Golden Bay, South Island, New Zealand
Photo by Barbara
The unleashed power of the atom has changed everything except our thinking.
Thus, we are drifting toward catastrophe beyond conception.
We shall require a substantially new manner of thinking if mankind is to survive.
~ Albert Einstein
Life without playing music is inconceivable for me….I live my daydreams in music.
I see my life in terms of music. If I were not a physicist I would probably be a musician.
~ Albert Einstein
Synchronicities abounded on my trip to New Zealand. I saw the headline when I landed in Aukland after the seemingly endless flight across the Pacific from the US. The Chernobyl nuclear reactor had blown sky high while I was in the air.
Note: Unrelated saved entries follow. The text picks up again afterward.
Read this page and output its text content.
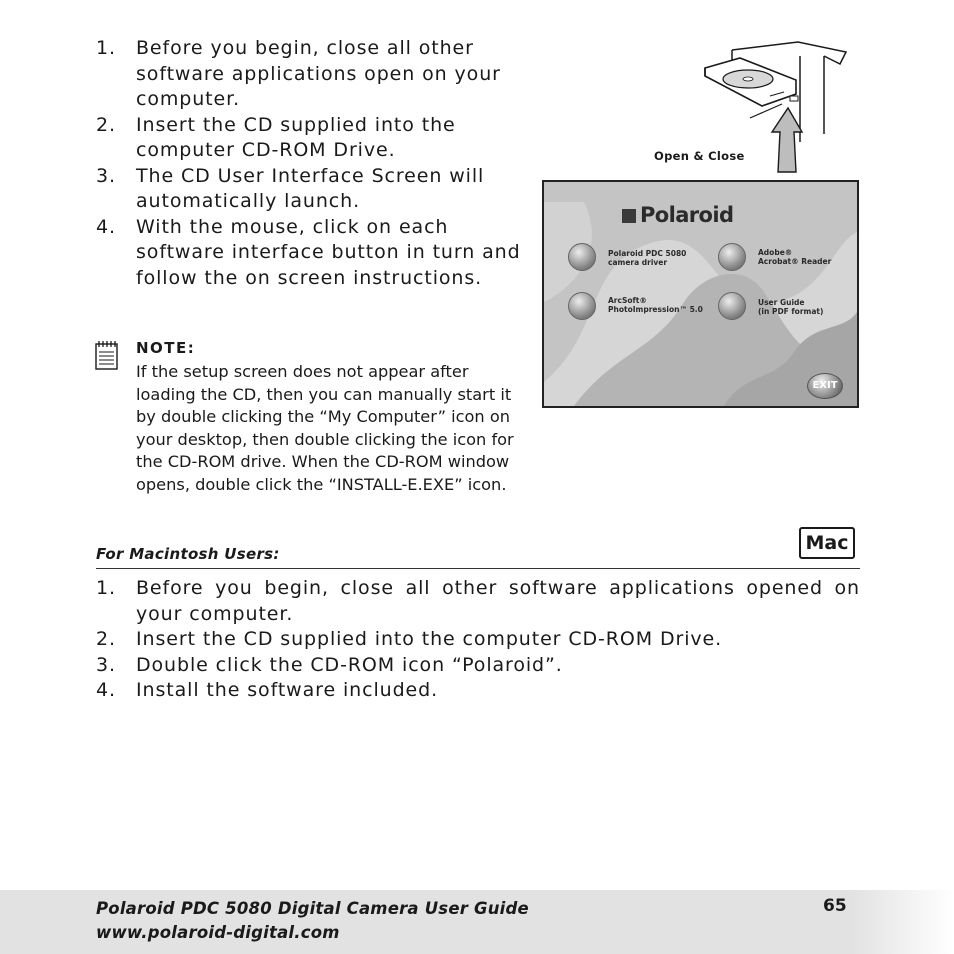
1. Before you begin, close all other software applications open on your computer.
2. Insert the CD supplied into the computer CD-ROM Drive.
3. The CD User Interface Screen will automatically launch.
4. With the mouse, click on each software interface button in turn and follow the on screen instructions.
NOTE:
If the setup screen does not appear after loading the CD, then you can manually start it by double clicking the “My Computer” icon on your desktop, then double clicking the icon for the CD-ROM drive. When the CD-ROM window opens, double click the “INSTALL-E.EXE” icon.
Open & Close
Polaroid
Polaroid PDC 5080
camera driver
Adobe®
Acrobat® Reader
ArcSoft®
PhotoImpression™ 5.0
User Guide
(in PDF format)
EXIT
For Macintosh Users:	Mac
1. Before you begin, close all other software applications opened on your computer.
2. Insert the CD supplied into the computer CD-ROM Drive.
3. Double click the CD-ROM icon “Polaroid”.
4. Install the software included.
Polaroid PDC 5080 Digital Camera User Guide
www.polaroid-digital.com
65
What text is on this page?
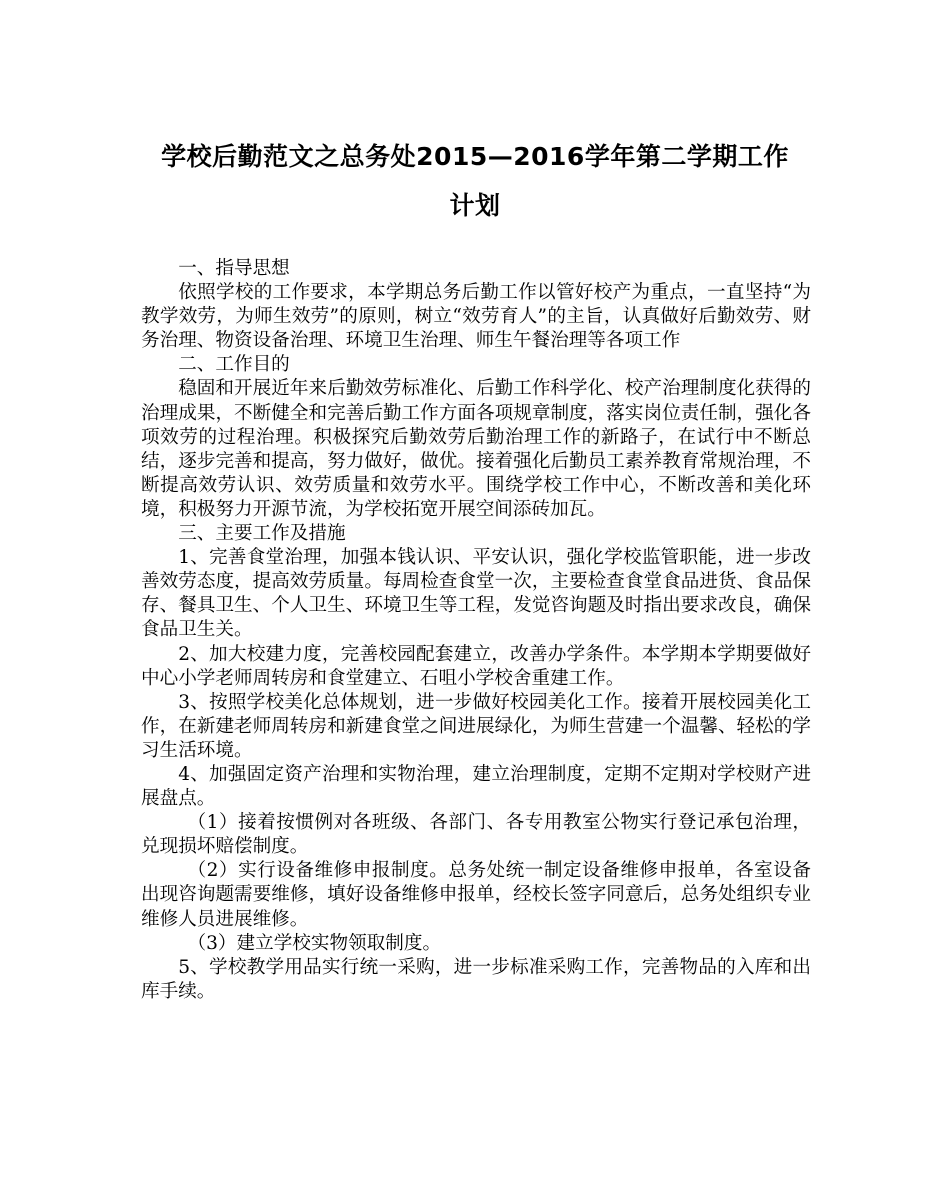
学校后勤范文之总务处2015—2016学年第二学期工作
计划

一、指导思想

依照学校的工作要求，本学期总务后勤工作以管好校产为重点，一直坚持“为教学效劳，为师生效劳”的原则，树立“效劳育人”的主旨，认真做好后勤效劳、财务治理、物资设备治理、环境卫生治理、师生午餐治理等各项工作

二、工作目的

稳固和开展近年来后勤效劳标准化、后勤工作科学化、校产治理制度化获得的治理成果，不断健全和完善后勤工作方面各项规章制度，落实岗位责任制，强化各项效劳的过程治理。积极探究后勤效劳后勤治理工作的新路子，在试行中不断总结，逐步完善和提高，努力做好，做优。接着强化后勤员工素养教育常规治理，不断提高效劳认识、效劳质量和效劳水平。围绕学校工作中心，不断改善和美化环境，积极努力开源节流，为学校拓宽开展空间添砖加瓦。

三、主要工作及措施

1、完善食堂治理，加强本钱认识、平安认识，强化学校监管职能，进一步改善效劳态度，提高效劳质量。每周检查食堂一次，主要检查食堂食品进货、食品保存、餐具卫生、个人卫生、环境卫生等工程，发觉咨询题及时指出要求改良，确保食品卫生关。

2、加大校建力度，完善校园配套建立，改善办学条件。本学期本学期要做好中心小学老师周转房和食堂建立、石咀小学校舍重建工作。

3、按照学校美化总体规划，进一步做好校园美化工作。接着开展校园美化工作，在新建老师周转房和新建食堂之间进展绿化，为师生营建一个温馨、轻松的学习生活环境。

4、加强固定资产治理和实物治理，建立治理制度，定期不定期对学校财产进展盘点。

（1）接着按惯例对各班级、各部门、各专用教室公物实行登记承包治理，兑现损坏赔偿制度。

（2）实行设备维修申报制度。总务处统一制定设备维修申报单，各室设备出现咨询题需要维修，填好设备维修申报单，经校长签字同意后，总务处组织专业维修人员进展维修。

（3）建立学校实物领取制度。

5、学校教学用品实行统一采购，进一步标准采购工作，完善物品的入库和出库手续。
I THOUGHT I was in New Zealand just to visit a friend in Wellington and then to tour the South Island for a bit. Now, however, with the news of this disaster in the USSR, the world’s focus was on how much fallout there would be, where the winds were blowing, where radiation would land, and what the ramifications would be. I remember a big question that loomed: “Is it safe to drink the milk?” People in the Northern Hemisphere – especially in Europe – anxiously waited to learn of their fate. They had no control over where, when, or how much radioactive fallout would affect their lives and the lives of future generations.
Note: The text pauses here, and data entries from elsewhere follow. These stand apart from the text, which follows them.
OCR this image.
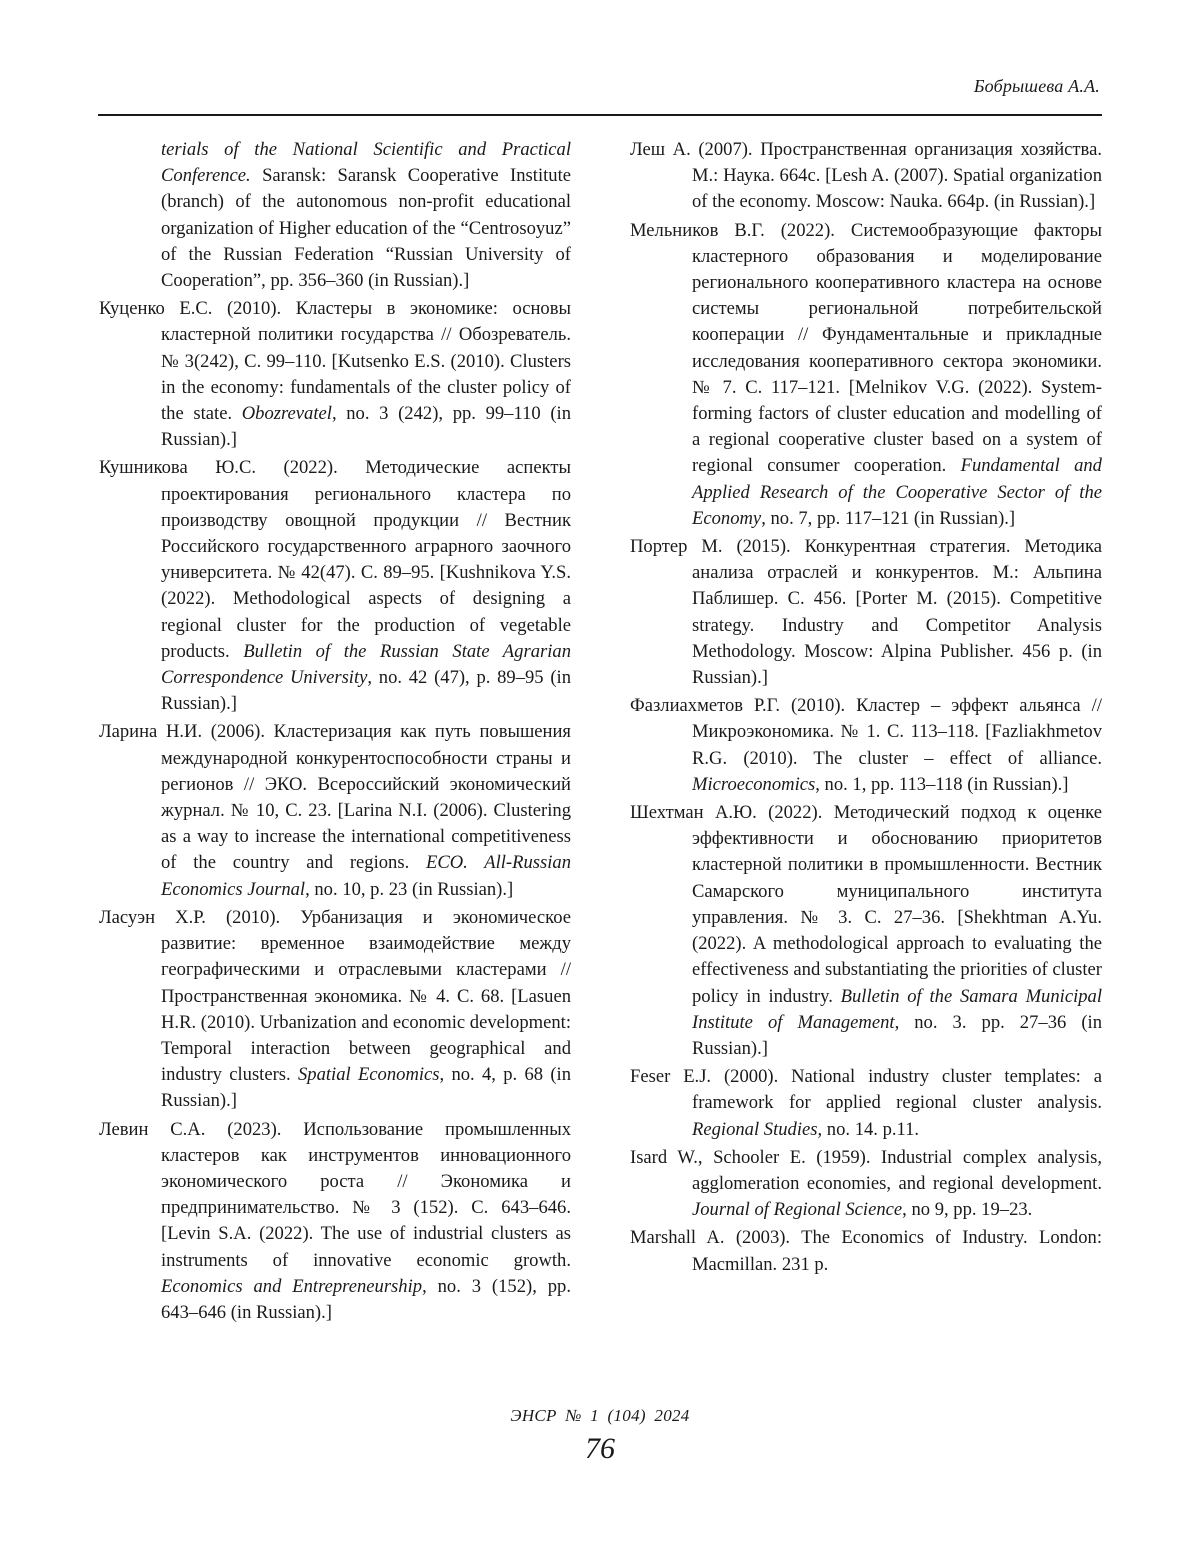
Бобрышева А.А.

terials of the National Scientific and Practical Conference. Saransk: Saransk Cooperative Institute (branch) of the autonomous non-profit educational organization of Higher education of the “Centrosoyuz” of the Russian Federation “Russian University of Cooperation”, pp. 356–360 (in Russian).]

Куценко Е.С. (2010). Кластеры в экономике: основы кластерной политики государства // Обозреватель. № 3(242), С. 99–110. [Kutsenko E.S. (2010). Clusters in the economy: fundamentals of the cluster policy of the state. Obozrevatel, no. 3 (242), pp. 99–110 (in Russian).]

Кушникова Ю.С. (2022). Методические аспекты проектирования регионального кластера по производству овощной продукции // Вестник Российского государственного аграрного заочного университета. № 42(47). С. 89–95. [Kushnikova Y.S. (2022). Methodological aspects of designing a regional cluster for the production of vegetable products. Bulletin of the Russian State Agrarian Correspondence University, no. 42 (47), p. 89–95 (in Russian).]

Ларина Н.И. (2006). Кластеризация как путь повышения международной конкурентоспособности страны и регионов // ЭКО. Всероссийский экономический журнал. № 10, С. 23. [Larina N.I. (2006). Clustering as a way to increase the international competitiveness of the country and regions. ECO. All-Russian Economics Journal, no. 10, p. 23 (in Russian).]

Ласуэн Х.Р. (2010). Урбанизация и экономическое развитие: временное взаимодействие между географическими и отраслевыми кластерами // Пространственная экономика. № 4. С. 68. [Lasuen H.R. (2010). Urbanization and economic development: Temporal interaction between geographical and industry clusters. Spatial Economics, no. 4, p. 68 (in Russian).]

Левин С.А. (2023). Использование промышленных кластеров как инструментов инновационного экономического роста // Экономика и предпринимательство. № 3 (152). С. 643–646. [Levin S.A. (2022). The use of industrial clusters as instruments of innovative economic growth. Economics and Entrepreneurship, no. 3 (152), pp. 643–646 (in Russian).]

Леш А. (2007). Пространственная организация хозяйства. М.: Наука. 664с. [Lesh A. (2007). Spatial organization of the economy. Moscow: Nauka. 664p. (in Russian).]

Мельников В.Г. (2022). Системообразующие факторы кластерного образования и моделирование регионального кооперативного кластера на основе системы региональной потребительской кооперации // Фундаментальные и прикладные исследования кооперативного сектора экономики. № 7. С. 117–121. [Melnikov V.G. (2022). System-forming factors of cluster education and modelling of a regional cooperative cluster based on a system of regional consumer cooperation. Fundamental and Applied Research of the Cooperative Sector of the Economy, no. 7, pp. 117–121 (in Russian).]

Портер М. (2015). Конкурентная стратегия. Методика анализа отраслей и конкурентов. М.: Альпина Паблишер. С. 456. [Porter M. (2015). Competitive strategy. Industry and Competitor Analysis Methodology. Moscow: Alpina Publisher. 456 p. (in Russian).]

Фазлиахметов Р.Г. (2010). Кластер – эффект альянса // Микроэкономика. № 1. С. 113–118. [Fazliakhmetov R.G. (2010). The cluster – effect of alliance. Microeconomics, no. 1, pp. 113–118 (in Russian).]

Шехтман А.Ю. (2022). Методический подход к оценке эффективности и обоснованию приоритетов кластерной политики в промышленности. Вестник Самарского муниципального института управления. № 3. С. 27–36. [Shekhtman A.Yu. (2022). A methodological approach to evaluating the effectiveness and substantiating the priorities of cluster policy in industry. Bulletin of the Samara Municipal Institute of Management, no. 3. pp. 27–36 (in Russian).]

Feser E.J. (2000). National industry cluster templates: a framework for applied regional cluster analysis. Regional Studies, no. 14. p.11.

Isard W., Schooler E. (1959). Industrial complex analysis, agglomeration economies, and regional development. Journal of Regional Science, no 9, pp. 19–23.

Marshall A. (2003). The Economics of Industry. London: Macmillan. 231 p.

ЭНСР № 1 (104) 2024
76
In addition, I learned that, because the prevailing winds are separate in the Northern Hemisphere and the Southern Hemisphere with the doldrums between, little or no radiation from Chernobyl would reach New Zealand. At the time, there were over 400 nuclear power plants in the North and 5 in the South. The Cold War was still very real. Thus, the Southern Hemisphere was looking very inviting.
In fact, New Zealand looked especially inviting because it already had decided to be a nuclear free zone. In spite of pressure from the US, two years earlier the Prime Minister had barred nuclear-powered or nuclear-armed ships from entering New Zealand waters or using New Zealand ports.
I seriously considered moving to New Zealand. I even contacted a real-estate agent and looked at properties. It was definitely a fork in the road of my life. In the end, I chose to return to a life of familiar ‘nuclear’ family, community, and closeness at home in the US – even with the potential for experiencing radioactive fallout, heaven forbid, should another accident occur someday. At the time, I saw my choice as being a decision about quality of life over quantity of life.
As I drove through the beautiful pastureland and mountains of the South Island, I had the radio on. It was mostly news about the unfolding disaster. There seemed to be an emphasis on the question of whether milk was safe to drink. Paradoxically, every now and then the same commercial would come on. It was of Louis Armstrong singing one of my all time favorite songs: “What a Wonderful World.” As if that wasn’t paradox enough, the commercial was an advertisement for MILK.
How did I happen to arrive in a nuclear-free country on the day after the Chernobyl disaster on my one and only trip to New Zealand?
How did I happen to pick a radio station that repeatedly played one of my favorite songs – What a Wonderful World – on the heels of a lethal nuclear accident?
How did it happen that the song was a commercial for milk when drinking milk was being seen as having potential to be high in radioactive fallout?
How did I happen to encounter double rainbows multiple times when I visited Golden Bay – my favorite place in New Zealand?
Yes, synchronicities abounded on my trip to New Zealand.